Moi: «Pendant des années, j’ai espéré que je me réconcilierais avec cette peinture, que j’y trouverais des qualités. Cela ne s’est pas produit. J’ai alors décidé de faire disparaître cette image, comme on essaie d’oublier un mauvais souvenir.»

La toile: « Je me rappelle avoir subi tes coups violents lorsque tu détruisais cette image. Il s’en est fallu de peu que tu me transperces en me ponçant. La tempête passée, j’ai été témoin de tes tentatives pour arriver à une autre destination picturale.»

Moi: « En premier, j’ai voulu par de grands gestes composer une peinture contrastée, colorée, équilibrée, bien moulée quoi. Mais j’entendais des voix contradictoires. Certaines me disaient que c’était sombre et confus, d’autres que c’était affirmé et puissant; aucune ne mentionnait «beauté». Il n’y a pas de fin, me disais-je, je ne pourrai jamais satisfaire toutes ces voix.»

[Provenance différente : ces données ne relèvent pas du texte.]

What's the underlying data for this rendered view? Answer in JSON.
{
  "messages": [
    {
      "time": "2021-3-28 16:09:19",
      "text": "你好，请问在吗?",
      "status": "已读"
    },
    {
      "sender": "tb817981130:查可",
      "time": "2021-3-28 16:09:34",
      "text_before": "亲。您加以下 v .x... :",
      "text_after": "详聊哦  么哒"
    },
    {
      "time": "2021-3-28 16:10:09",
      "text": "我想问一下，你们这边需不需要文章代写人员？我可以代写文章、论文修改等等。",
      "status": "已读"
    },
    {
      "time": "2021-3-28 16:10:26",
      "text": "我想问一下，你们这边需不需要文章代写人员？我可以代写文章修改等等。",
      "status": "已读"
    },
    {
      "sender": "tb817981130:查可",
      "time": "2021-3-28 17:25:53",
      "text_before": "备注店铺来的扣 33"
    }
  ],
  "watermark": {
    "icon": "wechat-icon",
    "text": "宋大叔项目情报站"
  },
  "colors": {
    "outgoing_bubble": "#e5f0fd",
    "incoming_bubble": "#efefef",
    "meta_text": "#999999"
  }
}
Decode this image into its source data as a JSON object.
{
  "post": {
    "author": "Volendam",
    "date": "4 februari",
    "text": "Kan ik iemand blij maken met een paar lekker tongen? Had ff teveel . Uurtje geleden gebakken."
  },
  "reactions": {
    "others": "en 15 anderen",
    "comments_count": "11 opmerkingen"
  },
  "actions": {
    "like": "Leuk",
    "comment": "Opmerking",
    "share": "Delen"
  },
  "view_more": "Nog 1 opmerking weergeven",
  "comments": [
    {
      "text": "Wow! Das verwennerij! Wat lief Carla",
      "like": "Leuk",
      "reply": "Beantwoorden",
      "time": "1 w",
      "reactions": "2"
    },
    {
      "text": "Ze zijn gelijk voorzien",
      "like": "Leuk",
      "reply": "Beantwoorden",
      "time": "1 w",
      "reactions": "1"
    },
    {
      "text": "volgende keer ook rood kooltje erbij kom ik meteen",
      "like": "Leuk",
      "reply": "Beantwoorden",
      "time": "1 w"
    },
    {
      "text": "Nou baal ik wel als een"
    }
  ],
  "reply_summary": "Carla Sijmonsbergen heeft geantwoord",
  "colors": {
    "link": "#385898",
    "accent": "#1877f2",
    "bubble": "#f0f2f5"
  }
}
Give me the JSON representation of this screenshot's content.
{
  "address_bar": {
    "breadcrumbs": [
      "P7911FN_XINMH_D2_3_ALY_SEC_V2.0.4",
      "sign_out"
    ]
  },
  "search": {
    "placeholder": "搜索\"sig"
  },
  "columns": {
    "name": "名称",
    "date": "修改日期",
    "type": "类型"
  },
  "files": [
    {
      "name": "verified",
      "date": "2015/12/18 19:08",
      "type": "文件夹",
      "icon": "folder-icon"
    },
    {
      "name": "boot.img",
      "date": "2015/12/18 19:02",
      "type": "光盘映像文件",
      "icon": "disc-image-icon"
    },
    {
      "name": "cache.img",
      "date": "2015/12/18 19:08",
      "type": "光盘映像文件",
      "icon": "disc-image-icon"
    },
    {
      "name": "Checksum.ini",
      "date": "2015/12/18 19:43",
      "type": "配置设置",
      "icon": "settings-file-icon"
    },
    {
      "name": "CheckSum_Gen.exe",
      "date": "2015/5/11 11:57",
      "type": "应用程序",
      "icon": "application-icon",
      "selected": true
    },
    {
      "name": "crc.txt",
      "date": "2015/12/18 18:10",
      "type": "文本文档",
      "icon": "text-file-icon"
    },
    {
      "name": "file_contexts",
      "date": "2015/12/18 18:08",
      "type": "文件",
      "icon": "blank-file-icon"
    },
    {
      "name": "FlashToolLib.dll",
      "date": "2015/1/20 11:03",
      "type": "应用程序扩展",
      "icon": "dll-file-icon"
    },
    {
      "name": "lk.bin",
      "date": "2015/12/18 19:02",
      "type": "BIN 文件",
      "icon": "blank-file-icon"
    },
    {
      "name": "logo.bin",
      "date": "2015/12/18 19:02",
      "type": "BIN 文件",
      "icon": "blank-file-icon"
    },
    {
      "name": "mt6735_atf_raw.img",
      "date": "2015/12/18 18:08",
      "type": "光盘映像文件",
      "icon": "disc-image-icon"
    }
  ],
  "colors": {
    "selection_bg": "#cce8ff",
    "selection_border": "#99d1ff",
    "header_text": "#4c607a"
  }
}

La toile: «C’est à ce moment, n’est-ce pas, que tu m’as décroché du chevalet et que tu m’as étendu sur le plancher de béton de ton atelier.»

Moi: «C’est bien ça. Une troisième tentative de faire de toi, ô toile, une peinture que je pourrais exhiber avec fierté. Au sol, les genoux sur le dur béton, j’ai retrouvé la simplicité de l’ouvrier, qui fait ce qu’il a à faire sans écouter les voix qui l’entourent. J’ai lissé un enduit blanc avec une large spatule, d’où les lignes que tu portes. Le béton du plancher étant alvéolé, résultat d’une utilisation ancienne de déglaçant dans cet espace qui était jadis un garage, mon lissage en blanc a laissé des taches atmosphériques bleuâtres.

La toile: «Tu avais terminé?»

Moi: «Pas tout à fait. Des pulsions voraces me portaient à te reposséder par des formes pointues et des couleurs vives. Mais j’ai eu la patience d’attendre un apaisement. J’ai alors souri à la bonne fortune qui m’avait donné ce fond bleuâtre et je me suis dit que je suis celui qui fait des lignes.»